In his senior year, McDaniel was named a team captain. He concluded the 2014 season with 278 rushing yards and four touchdowns.

===College statistics===

|  |  |  | Rushing |  |  |  |  | Receiving |  |  |  |
| Year | Team | GP/GS | Att | Yards | Avg | Long | TDs | Rec | Yards | TDs |
| 2011 | Notre Dame | 8/0 | 3 | 9 | 3.0 | 12 | 0 | 0 | 0 | 0 |
| 2012 | Notre Dame | 13/0 | 23 | 125 | 5.4 | 19 | 1 | 2 | 41 | 0 |
| 2013 | Notre Dame | 13/3 | 152 | 705 | 4.6 | 36 | 3 | 6 | 34 | 0 |
| 2014 | Notre Dame |  | 77 | 278 | 3.6 | 23 | 4 | 9 | 76 | 0 |

==Professional career==

McDaniel was not invited to the NFL Scouting Combine, though he attended Notre Dame's Pro Day on March 31, 2015, one of eleven players to do so. McDaniel recorded a three-cone drill time of 6.78 seconds, faster than all running backs invited to the Combine, and would rank fifth among running backs in the last five Combines. He was not drafted by any team in the 2015 NFL draft, but was offered a tryout with the Dallas Cowboys.
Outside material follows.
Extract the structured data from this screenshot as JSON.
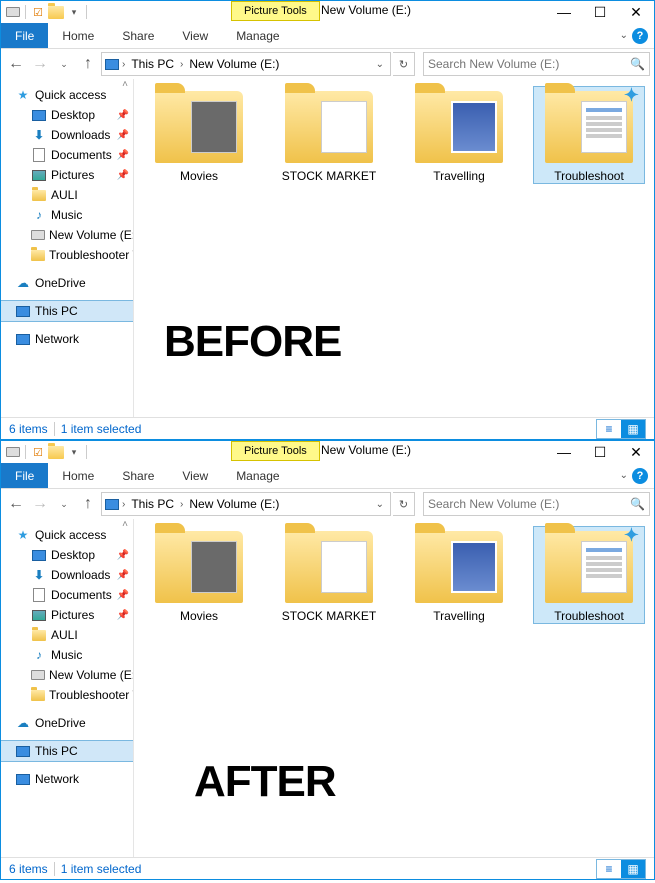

McDaniel first latched on with the Montreal Alouettes of the Canadian Football League for whom he played one game with in 2016. On May 11, 2017, McDaniel signed with the Toronto Argonauts, and was active for 9 games. While McDaniel did not play, he was a part of the Argos team that won the 105th Grey Cup. Overall in his professional career, McDaniel played in 10 games, recording 8 rushes for 26 yards, in addition to catching 3 passes for 44 yards.

Pre-draft measurables
| Height | Weight | 40-yard dash | 20-yard split | 20-yard shuttle | Three-cone drill | Vertical jump | Broad jump | Bench press |
| 5 ft 9 in (1.75 m) | 185 lb (84 kg) | 4.59 s | 4.21 s | 11.28 s | 6.78 s | 35 in (0.89 m) | 9 ft 10 in (3.00 m) | 17 reps |
All values from Notre Dame's Pro Day

==Personal life==
McDaniel married high school sweetheart Stephani Sterrett on May 17, 2014. McDaniel's father, Danny McDaniel, is the head football coach at Prosper High School, and with his wife Diane, are producers for AdvoCare. McDaniel's grandfather and great-grandfather were also head coaches at Prosper. He has two brothers, Gavin and TJ both of whom also play running back; Gavin was a member of the Washington Huskies and Azusa Pacific Cougars, while TJ played for the SMU Mustangs before transferring to Northern Arizona for his final year.